Dopo solo due anni, l’Agip divenne l’azionista di maggioranza della Bod, prendendone il totale controllo e si accingeva ad iniziare le operazioni di estrazione del petrolio dal territorio di Mossul, che secondo degli studi effettuati sulla zona, era talmente abbondante di oro nero, che l’Italia non solo sarebbe diventata autosufficiente dal punto di vista energetico, ma si sarebbe perfino arricchita diventando una nazione esportatrice di petrolio.

Durante questo frangente storico, Mussolini manifestò tutta la sua miope politica internazionale, iniziando la campagna coloniale in Etiopia, che determinò un tale ingente investimento economico, da indurlo a vendere la Bod agli anglo-americani, i quali successivamente (quod erat demonstrandum), grazie all’estrazione di eccezionali quantità di petrolio, arricchirono la loro economia.

La politica estera mussoliniana, tanto ispirata ad una perniciosa ed inutile esibizione di potenza quanto condizionata da obiettivi propagandistici finalizzati ad esaltare la figura di “duce” di Mussolini, commise uno dei più gravi delitti per gli interessi economici reali dell’Italia, ossia la perdita degli abbondanti giacimenti petroliferi di Mossul, che avrebbero permesso di mettere una decisiva ipoteca sul futuro del suo sviluppo economico e sulla sua futura ricchezza.

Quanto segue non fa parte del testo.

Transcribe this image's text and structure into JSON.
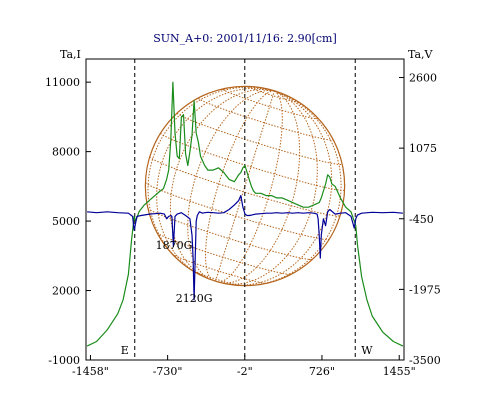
{
  "chart_data": {
    "type": "line",
    "title": "SUN_A+0: 2001/11/16: 2.90[cm]",
    "left_axis": {
      "label": "Ta,I",
      "ylim": [
        -1000,
        12000
      ],
      "ticks": [
        "11000",
        "8000",
        "5000",
        "2000",
        "-1000"
      ],
      "tick_values": [
        11000,
        8000,
        5000,
        2000,
        -1000
      ]
    },
    "right_axis": {
      "label": "Ta,V",
      "ylim": [
        -3500,
        3000
      ],
      "ticks": [
        "2600",
        "1075",
        "-450",
        "-1975",
        "-3500"
      ],
      "tick_values": [
        2600,
        1075,
        -450,
        -1975,
        -3500
      ]
    },
    "x_axis": {
      "xlim": [
        -1500,
        1500
      ],
      "ticks": [
        "-1458\"",
        "-730\"",
        "-2\"",
        "726\"",
        "1455\""
      ],
      "tick_values": [
        -1458,
        -730,
        -2,
        726,
        1455
      ]
    },
    "vertical_markers": [
      {
        "x": -1040,
        "label": "E"
      },
      {
        "x": -2,
        "label": ""
      },
      {
        "x": 1040,
        "label": "W"
      }
    ],
    "annotations": [
      {
        "text": "1870G",
        "x": -670,
        "y": 3800
      },
      {
        "text": "2120G",
        "x": -480,
        "y": 1500
      }
    ],
    "solar_disk_radius_arcsec": 940,
    "colors": {
      "intensity": "#1a8c1a",
      "polarization": "#000098",
      "disk": "#b5651d",
      "title": "#000070"
    },
    "series": [
      {
        "axis": "left",
        "x": [
          -1490,
          -1400,
          -1300,
          -1200,
          -1150,
          -1100,
          -1070,
          -1045,
          -1030,
          -1000,
          -950,
          -900,
          -850,
          -800,
          -770,
          -740,
          -720,
          -700,
          -680,
          -660,
          -640,
          -620,
          -600,
          -580,
          -560,
          -540,
          -520,
          -500,
          -480,
          -460,
          -440,
          -420,
          -400,
          -380,
          -350,
          -300,
          -250,
          -200,
          -150,
          -100,
          -60,
          -40,
          -20,
          0,
          20,
          40,
          60,
          80,
          100,
          150,
          200,
          250,
          300,
          350,
          400,
          450,
          500,
          550,
          600,
          650,
          700,
          720,
          740,
          760,
          780,
          800,
          820,
          850,
          900,
          950,
          1000,
          1030,
          1045,
          1060,
          1100,
          1150,
          1200,
          1300,
          1400,
          1490
        ],
        "y": [
          -400,
          -200,
          300,
          1000,
          1600,
          2700,
          4200,
          5200,
          5000,
          5400,
          5700,
          5900,
          6100,
          6300,
          6400,
          6800,
          7200,
          8500,
          11000,
          8800,
          7800,
          7700,
          9500,
          9600,
          7900,
          7400,
          8000,
          8700,
          10200,
          8800,
          8400,
          7800,
          7600,
          7400,
          7200,
          7200,
          7300,
          7100,
          6800,
          6700,
          7000,
          7100,
          7300,
          7400,
          7100,
          6800,
          6500,
          6300,
          6200,
          6200,
          6100,
          6100,
          6000,
          6000,
          5900,
          5800,
          5700,
          5600,
          5600,
          5700,
          5800,
          6000,
          6300,
          6600,
          7000,
          6900,
          6600,
          6500,
          6000,
          5600,
          5400,
          5000,
          4800,
          4000,
          2600,
          1600,
          900,
          200,
          -200,
          -400
        ]
      },
      {
        "axis": "right",
        "x": [
          -1490,
          -1400,
          -1300,
          -1200,
          -1100,
          -1060,
          -1045,
          -1020,
          -980,
          -900,
          -850,
          -800,
          -760,
          -740,
          -720,
          -700,
          -690,
          -675,
          -660,
          -640,
          -600,
          -560,
          -520,
          -500,
          -490,
          -480,
          -470,
          -460,
          -450,
          -430,
          -400,
          -380,
          -350,
          -300,
          -250,
          -200,
          -150,
          -100,
          -60,
          -40,
          -20,
          0,
          20,
          40,
          60,
          100,
          150,
          200,
          250,
          300,
          350,
          400,
          450,
          500,
          550,
          600,
          650,
          680,
          690,
          700,
          710,
          720,
          740,
          760,
          780,
          800,
          850,
          900,
          950,
          1000,
          1030,
          1045,
          1060,
          1100,
          1200,
          1300,
          1400,
          1490
        ],
        "y": [
          -300,
          -320,
          -300,
          -320,
          -330,
          -400,
          -700,
          -400,
          -380,
          -350,
          -340,
          -330,
          -350,
          -450,
          -400,
          -380,
          -400,
          -1050,
          -400,
          -350,
          -320,
          -380,
          -450,
          -800,
          -1300,
          -2200,
          -1300,
          -500,
          -380,
          -300,
          -330,
          -320,
          -310,
          -320,
          -330,
          -320,
          -250,
          -150,
          -60,
          50,
          -200,
          -350,
          -380,
          -380,
          -370,
          -350,
          -340,
          -330,
          -330,
          -320,
          -330,
          -320,
          -330,
          -320,
          -330,
          -320,
          -330,
          -350,
          -450,
          -800,
          -1300,
          -800,
          -450,
          -600,
          -300,
          -250,
          -350,
          -330,
          -320,
          -400,
          -650,
          -450,
          -370,
          -330,
          -310,
          -320,
          -310,
          -330
        ]
      }
    ]
  }
}
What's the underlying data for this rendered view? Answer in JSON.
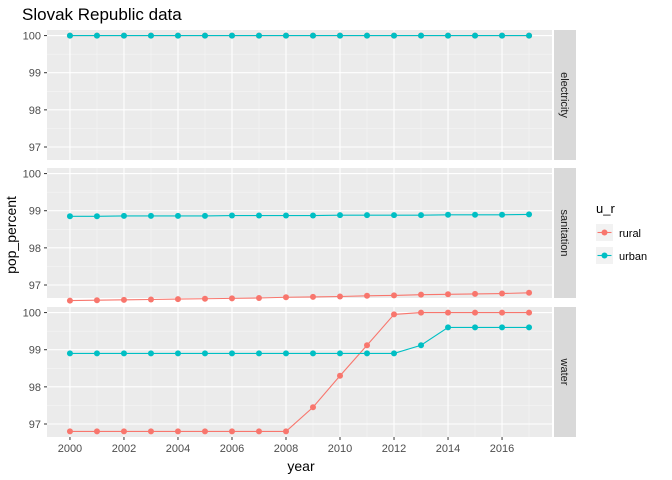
{
  "chart_data": {
    "type": "line",
    "title": "Slovak Republic data",
    "xlabel": "year",
    "ylabel": "pop_percent",
    "legend": {
      "title": "u_r",
      "position": "right",
      "entries": [
        "rural",
        "urban"
      ]
    },
    "colors": {
      "rural": "#F8766D",
      "urban": "#00BFC4",
      "panel_bg": "#EBEBEB",
      "strip_bg": "#D9D9D9"
    },
    "x": [
      2000,
      2001,
      2002,
      2003,
      2004,
      2005,
      2006,
      2007,
      2008,
      2009,
      2010,
      2011,
      2012,
      2013,
      2014,
      2015,
      2016,
      2017
    ],
    "x_ticks": [
      "2000",
      "2002",
      "2004",
      "2006",
      "2008",
      "2010",
      "2012",
      "2014",
      "2016"
    ],
    "ylim": [
      96.65,
      100.15
    ],
    "y_ticks": [
      "97",
      "98",
      "99",
      "100"
    ],
    "grid": true,
    "facets": [
      {
        "label": "electricity",
        "series": [
          {
            "name": "rural",
            "values": [
              100,
              100,
              100,
              100,
              100,
              100,
              100,
              100,
              100,
              100,
              100,
              100,
              100,
              100,
              100,
              100,
              100,
              100
            ]
          },
          {
            "name": "urban",
            "values": [
              100,
              100,
              100,
              100,
              100,
              100,
              100,
              100,
              100,
              100,
              100,
              100,
              100,
              100,
              100,
              100,
              100,
              100
            ]
          }
        ]
      },
      {
        "label": "sanitation",
        "series": [
          {
            "name": "rural",
            "values": [
              96.58,
              96.59,
              96.6,
              96.61,
              96.62,
              96.63,
              96.64,
              96.65,
              96.67,
              96.68,
              96.69,
              96.71,
              96.72,
              96.74,
              96.75,
              96.76,
              96.77,
              96.79
            ]
          },
          {
            "name": "urban",
            "values": [
              98.85,
              98.85,
              98.86,
              98.86,
              98.86,
              98.86,
              98.87,
              98.87,
              98.87,
              98.87,
              98.88,
              98.88,
              98.88,
              98.88,
              98.89,
              98.89,
              98.89,
              98.9
            ]
          }
        ]
      },
      {
        "label": "water",
        "series": [
          {
            "name": "rural",
            "values": [
              96.8,
              96.8,
              96.8,
              96.8,
              96.8,
              96.8,
              96.8,
              96.8,
              96.8,
              97.45,
              98.3,
              99.12,
              99.95,
              100,
              100,
              100,
              100,
              100
            ]
          },
          {
            "name": "urban",
            "values": [
              98.9,
              98.9,
              98.9,
              98.9,
              98.9,
              98.9,
              98.9,
              98.9,
              98.9,
              98.9,
              98.9,
              98.9,
              98.9,
              99.12,
              99.6,
              99.6,
              99.6,
              99.6
            ]
          }
        ]
      }
    ]
  }
}
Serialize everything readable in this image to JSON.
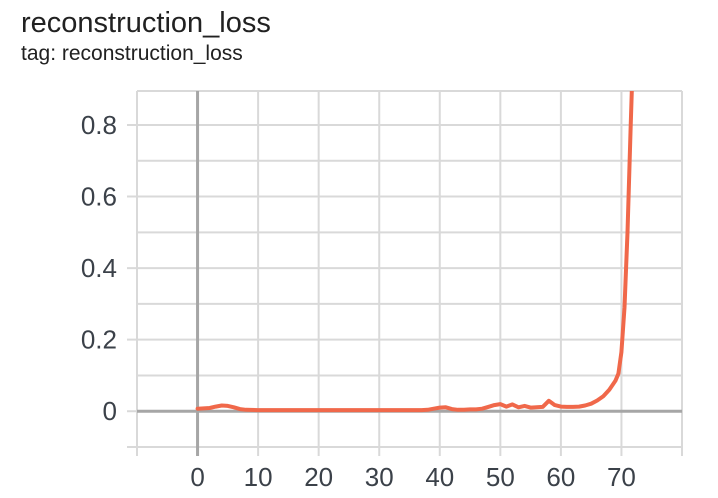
{
  "header": {
    "title": "reconstruction_loss",
    "subtitle": "tag: reconstruction_loss"
  },
  "chart_data": {
    "type": "line",
    "title": "reconstruction_loss",
    "tag": "reconstruction_loss",
    "xlabel": "",
    "ylabel": "",
    "xlim": [
      -10,
      80
    ],
    "ylim": [
      -0.1,
      0.895
    ],
    "x_grid_step": 10,
    "y_grid_step": 0.1,
    "grid": true,
    "legend_position": "none",
    "x_ticks": [
      [
        0,
        "0"
      ],
      [
        10,
        "10"
      ],
      [
        20,
        "20"
      ],
      [
        30,
        "30"
      ],
      [
        40,
        "40"
      ],
      [
        50,
        "50"
      ],
      [
        60,
        "60"
      ],
      [
        70,
        "70"
      ]
    ],
    "y_ticks": [
      [
        0,
        "0"
      ],
      [
        0.2,
        "0.2"
      ],
      [
        0.4,
        "0.4"
      ],
      [
        0.6,
        "0.6"
      ],
      [
        0.8,
        "0.8"
      ]
    ],
    "series": [
      {
        "name": "reconstruction_loss",
        "color": "#f0684a",
        "points": [
          [
            0,
            0.007
          ],
          [
            1,
            0.008
          ],
          [
            2,
            0.009
          ],
          [
            3,
            0.013
          ],
          [
            4,
            0.016
          ],
          [
            5,
            0.015
          ],
          [
            6,
            0.011
          ],
          [
            7,
            0.006
          ],
          [
            8,
            0.004
          ],
          [
            10,
            0.003
          ],
          [
            14,
            0.003
          ],
          [
            18,
            0.003
          ],
          [
            22,
            0.003
          ],
          [
            26,
            0.003
          ],
          [
            30,
            0.003
          ],
          [
            34,
            0.003
          ],
          [
            37,
            0.003
          ],
          [
            38,
            0.004
          ],
          [
            39,
            0.007
          ],
          [
            40,
            0.01
          ],
          [
            41,
            0.011
          ],
          [
            42,
            0.006
          ],
          [
            43,
            0.004
          ],
          [
            44,
            0.004
          ],
          [
            45,
            0.005
          ],
          [
            46,
            0.005
          ],
          [
            47,
            0.007
          ],
          [
            48,
            0.012
          ],
          [
            49,
            0.017
          ],
          [
            50,
            0.02
          ],
          [
            51,
            0.013
          ],
          [
            52,
            0.019
          ],
          [
            53,
            0.011
          ],
          [
            54,
            0.015
          ],
          [
            55,
            0.01
          ],
          [
            56,
            0.011
          ],
          [
            57,
            0.012
          ],
          [
            58,
            0.029
          ],
          [
            59,
            0.017
          ],
          [
            60,
            0.013
          ],
          [
            61,
            0.012
          ],
          [
            62,
            0.012
          ],
          [
            63,
            0.013
          ],
          [
            64,
            0.016
          ],
          [
            65,
            0.021
          ],
          [
            66,
            0.03
          ],
          [
            67,
            0.042
          ],
          [
            68,
            0.06
          ],
          [
            69,
            0.085
          ],
          [
            69.5,
            0.105
          ],
          [
            70,
            0.165
          ],
          [
            70.5,
            0.29
          ],
          [
            71,
            0.5
          ],
          [
            71.5,
            0.78
          ],
          [
            71.9,
            1.0
          ]
        ]
      }
    ],
    "colors": {
      "line": "#f0684a",
      "grid": "#d9d9d9",
      "axis": "#a6a6a6",
      "tick_label": "#3b4149",
      "title": "#212121",
      "background": "#ffffff"
    }
  }
}
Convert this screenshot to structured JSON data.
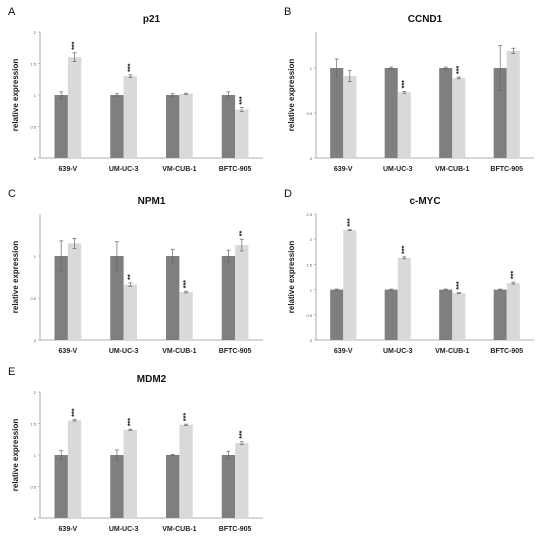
{
  "chart_data": [
    {
      "panel": "A",
      "type": "bar",
      "title": "p21",
      "ylabel": "relative expression",
      "ylim": [
        0,
        2
      ],
      "yticks": [
        0,
        0.5,
        1,
        1.5,
        2
      ],
      "categories": [
        "639-V",
        "UM-UC-3",
        "VM-CUB-1",
        "BFTC-905"
      ],
      "series": [
        {
          "values": [
            1,
            1,
            1,
            1
          ],
          "errors": [
            0.05,
            0.02,
            0.02,
            0.05
          ],
          "color": "#7f7f7f"
        },
        {
          "values": [
            1.6,
            1.3,
            1.02,
            0.77
          ],
          "errors": [
            0.07,
            0.02,
            0.01,
            0.03
          ],
          "color": "#d9d9d9"
        }
      ],
      "annotations": [
        "***",
        "***",
        "",
        "***"
      ],
      "grid": false
    },
    {
      "panel": "B",
      "type": "bar",
      "title": "CCND1",
      "ylabel": "relative expression",
      "ylim": [
        0,
        1.4
      ],
      "yticks": [
        0,
        0.5,
        1
      ],
      "categories": [
        "639-V",
        "UM-UC-3",
        "VM-CUB-1",
        "BFTC-905"
      ],
      "series": [
        {
          "values": [
            1,
            1,
            1,
            1
          ],
          "errors": [
            0.1,
            0.01,
            0.01,
            0.25
          ],
          "color": "#7f7f7f"
        },
        {
          "values": [
            0.91,
            0.73,
            0.89,
            1.19
          ],
          "errors": [
            0.06,
            0.01,
            0.01,
            0.03
          ],
          "color": "#d9d9d9"
        }
      ],
      "annotations": [
        "",
        "***",
        "***",
        ""
      ],
      "grid": false
    },
    {
      "panel": "C",
      "type": "bar",
      "title": "NPM1",
      "ylabel": "relative expression",
      "ylim": [
        0,
        1.5
      ],
      "yticks": [
        0,
        0.5,
        1
      ],
      "categories": [
        "639-V",
        "UM-UC-3",
        "VM-CUB-1",
        "BFTC-905"
      ],
      "series": [
        {
          "values": [
            1,
            1,
            1,
            1
          ],
          "errors": [
            0.18,
            0.17,
            0.08,
            0.07
          ],
          "color": "#7f7f7f"
        },
        {
          "values": [
            1.15,
            0.66,
            0.57,
            1.13
          ],
          "errors": [
            0.06,
            0.02,
            0.01,
            0.07
          ],
          "color": "#d9d9d9"
        }
      ],
      "annotations": [
        "",
        "**",
        "***",
        "**"
      ],
      "grid": false
    },
    {
      "panel": "D",
      "type": "bar",
      "title": "c-MYC",
      "ylabel": "relative expression",
      "ylim": [
        0,
        2.5
      ],
      "yticks": [
        0,
        0.5,
        1,
        1.5,
        2,
        2.5
      ],
      "categories": [
        "639-V",
        "UM-UC-3",
        "VM-CUB-1",
        "BFTC-905"
      ],
      "series": [
        {
          "values": [
            1,
            1,
            1,
            1
          ],
          "errors": [
            0.01,
            0.01,
            0.01,
            0.01
          ],
          "color": "#7f7f7f"
        },
        {
          "values": [
            2.18,
            1.63,
            0.93,
            1.13
          ],
          "errors": [
            0.01,
            0.02,
            0.01,
            0.02
          ],
          "color": "#d9d9d9"
        }
      ],
      "annotations": [
        "***",
        "***",
        "***",
        "***"
      ],
      "grid": false
    },
    {
      "panel": "E",
      "type": "bar",
      "title": "MDM2",
      "ylabel": "relative expression",
      "ylim": [
        0,
        2
      ],
      "yticks": [
        0,
        0.5,
        1,
        1.5,
        2
      ],
      "categories": [
        "639-V",
        "UM-UC-3",
        "VM-CUB-1",
        "BFTC-905"
      ],
      "series": [
        {
          "values": [
            1,
            1,
            1,
            1
          ],
          "errors": [
            0.07,
            0.08,
            0.01,
            0.06
          ],
          "color": "#7f7f7f"
        },
        {
          "values": [
            1.55,
            1.4,
            1.48,
            1.19
          ],
          "errors": [
            0.01,
            0.01,
            0.01,
            0.02
          ],
          "color": "#d9d9d9"
        }
      ],
      "annotations": [
        "***",
        "***",
        "***",
        "***"
      ],
      "grid": false
    }
  ]
}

L’occasione perduta dell’affare di Mossul evidenzia e aiuta a comprendere, in modo palese, quanto il fascismo mostrò tutti i suoi caratteri di regime “vetusto”, che, privilegiando una politica internazionale colonialista, fu completamente indifferente all’esigenza indifferibile (per l’economia di una nazione moderna) di acquisire materie prime e fonti energetiche vitali per la nuova economia mondiale.

Tutto ciò avvenne in un contesto storico in cui tutte le potenze moderne avevano abbandonato la vetusta politica coloniale, considerandola inutilmente costosa e preferendo applicare una condizionante politica di controllo indiretto e di sfruttamento delle nazioni in via di sviluppo, ricche di risorse minerarie ed energetiche, ovviamente tramite la sudditanza delle loro classi dirigenti nei confronti delle grandi potenze, come d'altronde ancora oggi accade.

In nuce, mentre il regime fascista perpetrava la sua politica economica suicida, allo stesso tempo stava creando i presupposti per determinare quell’allontanamento politico dalle democrazie occidentali, che se da un lato nel 1935 sarebbe sfociato in vere e proprie sanzioni da parte della Società delle Nazioni nei confronti dell’Italia, dall’altro avrebbe indotto Mussolini a degenera verso la esiziale deriva dell’alleanza con il nazismo.